KidLit Book Review: The Night Monster by Sushree Mishra and Sanket Pethkar


Every night, when the owl hoots and the shadows of the trees dance on the walls, the Night Monster creeps into Avi’s room and frightens him. One day, his sister suggests he write a letter to the monster, and Avi’s nights are not the same any more.


  • Title: The Night Monster
  • Author: Sushree Mishra
  • Illustrator: Sanket Pethkar
  • Publisher: Karadi Tales Picturebooks
  • ISBN: 9788181903310
  • Publication Date: September 4, 2018
  • For Ages: 4-9
  • Category: Picture Book
  • Spooky-Scary or Spooky-Fun? ☠️ Scary.

I’d like to thank Karadi Tales Picturebooks for providing a free copy via Edelweiss+ in exchange for an honest review and for providing a video so that I could appreciate the full lift-the-flap experience.


With moody, atmospheric illustrations and a sweet, poetic story, The Night Monster is a sophisticated bedtime tale to reassure children that there is nothing to fear from the dark. Avi tells his sister Swati that he is scared of the monster that visits him every night. She suggests that he draw a picture of the monster and then lock it in a box. When that doesn’t work, she suggests that he write the monster letters; to his shock, the monster starts writing him back. Avi ultimately learns that the night monster isn’t scary at all, and he frees the night from its box.

Sanket Pethkar’s illustrations brilliantly convey Avi’s fears the beginning of the book is filled with high, looming angles that make the reader feel like a great beast watching Avi from above. Shadows fill every corner, and tree branches take the shape of the claws or tentacles of some horrible creature. As the story progresses and Avi’s fears subside, the shadows retreat and the tree branches begin to look like normal foliage. Pethkar’s expressive choices and rich color palette do a marvelous job of supporting Sushree Mishra’s spare, elegant story.

Told mostly through the letters between Avi and the Night Monster, the text alternates between funny like when Avi says, “You scare me with the hoot hoot noises!” — and heartbreaking — like when the Night Monster says, “I miss the twinkling stars. I miss the bright moon.” The clever ending is just as poetic and bittersweet. There is not a word wasted here; because of Mishra’s economy of language, the meaning and emotion flow off the pages and stay with the reader long after they have closed the back cover.

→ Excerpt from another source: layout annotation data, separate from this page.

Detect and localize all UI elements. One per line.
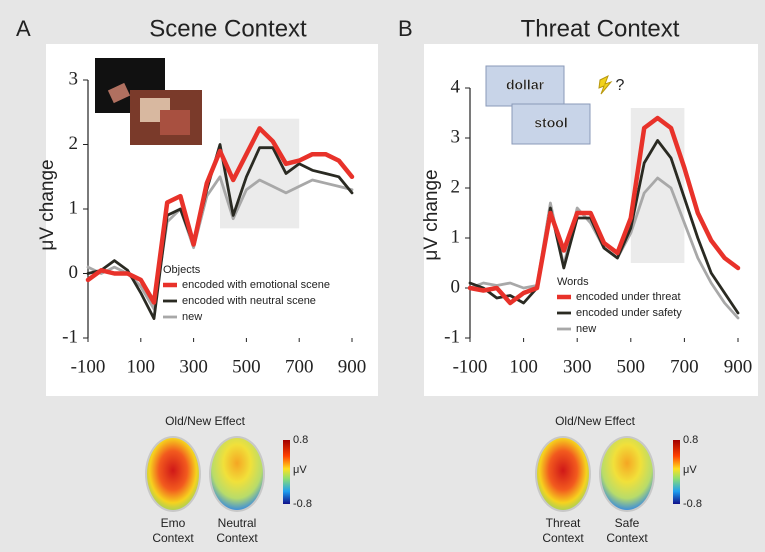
inset-word: ? bbox=[616, 77, 625, 94]
legend-label: encoded with neutral scene bbox=[182, 295, 316, 307]
y-tick-label: -1 bbox=[62, 326, 78, 347]
topomap-label: Context bbox=[606, 531, 648, 545]
colorbar-tick-label: 0.8 bbox=[683, 434, 698, 446]
x-tick-label: 900 bbox=[338, 356, 367, 377]
topomap bbox=[601, 438, 653, 510]
topomap-label: Context bbox=[216, 531, 258, 545]
y-axis-label: μV change bbox=[37, 159, 58, 250]
legend-title: Words bbox=[557, 276, 589, 288]
x-tick-label: 700 bbox=[285, 356, 314, 377]
legend-label: new bbox=[576, 323, 596, 335]
y-tick-label: 1 bbox=[451, 226, 461, 247]
panel-label: A bbox=[16, 16, 31, 41]
y-tick-label: 1 bbox=[69, 197, 79, 218]
topomap bbox=[147, 438, 199, 510]
x-tick-label: 900 bbox=[724, 356, 753, 377]
topomap-label: Emo bbox=[161, 516, 186, 530]
legend-label: encoded under threat bbox=[576, 291, 681, 303]
x-tick-label: 100 bbox=[509, 356, 538, 377]
colorbar-tick-label: -0.8 bbox=[293, 498, 312, 510]
topomap-label: Context bbox=[152, 531, 194, 545]
colorbar-label: μV bbox=[293, 464, 307, 476]
x-tick-label: 700 bbox=[670, 356, 699, 377]
y-tick-label: 3 bbox=[451, 126, 461, 147]
legend-label: encoded with emotional scene bbox=[182, 279, 330, 291]
chart-title: Threat Context bbox=[521, 15, 680, 42]
x-tick-label: 300 bbox=[563, 356, 592, 377]
topomap-label: Threat bbox=[546, 516, 581, 530]
y-tick-label: 3 bbox=[69, 68, 79, 89]
y-tick-label: 4 bbox=[451, 76, 461, 97]
legend-label: new bbox=[182, 311, 202, 323]
topomap-title: Old/New Effect bbox=[165, 414, 245, 428]
inset-word: dollar bbox=[506, 77, 545, 93]
topomap-label: Neutral bbox=[218, 516, 257, 530]
legend-label: encoded under safety bbox=[576, 307, 682, 319]
figure: A Scene Context μV change -1 0 1 2 3 -100 100 300 5… bbox=[0, 0, 765, 552]
colorbar-label: μV bbox=[683, 464, 697, 476]
y-tick-label: -1 bbox=[444, 326, 460, 347]
chart-title: Scene Context bbox=[149, 15, 307, 42]
topomap-title: Old/New Effect bbox=[555, 414, 635, 428]
topomap-label: Safe bbox=[615, 516, 640, 530]
colorbar-tick-label: 0.8 bbox=[293, 434, 308, 446]
panel-label: B bbox=[398, 16, 413, 41]
x-tick-label: 100 bbox=[127, 356, 156, 377]
y-axis-label: μV change bbox=[421, 169, 442, 260]
topomap bbox=[537, 438, 589, 510]
legend-title: Objects bbox=[163, 264, 201, 276]
x-tick-label: 500 bbox=[617, 356, 646, 377]
x-tick-label: -100 bbox=[453, 356, 488, 377]
y-tick-label: 2 bbox=[451, 176, 461, 197]
y-tick-label: 0 bbox=[451, 276, 461, 297]
x-tick-label: 300 bbox=[179, 356, 208, 377]
y-tick-label: 0 bbox=[69, 262, 79, 283]
x-tick-label: -100 bbox=[71, 356, 106, 377]
y-tick-label: 2 bbox=[69, 133, 79, 154]
inset-word: stool bbox=[534, 115, 567, 131]
colorbar bbox=[673, 440, 680, 504]
colorbar bbox=[283, 440, 290, 504]
x-tick-label: 500 bbox=[232, 356, 261, 377]
colorbar-tick-label: -0.8 bbox=[683, 498, 702, 510]
topomap-label: Context bbox=[542, 531, 584, 545]
topomap bbox=[211, 438, 263, 510]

The Night Monster is a truly wonderful work of art. I’ve read this book several times — I still have to pause on each page to admire Pethkar’s illustrations, and I’m still astonished each time at how much Mishra accomplishes with so few words. If you know a child who is afraid of the dark…if you know a child who loves a good bedtime story…if you love a good story yourself…you need this book.


This is going on my Best of 2018 list. I give this book 5 out of 5 coffins.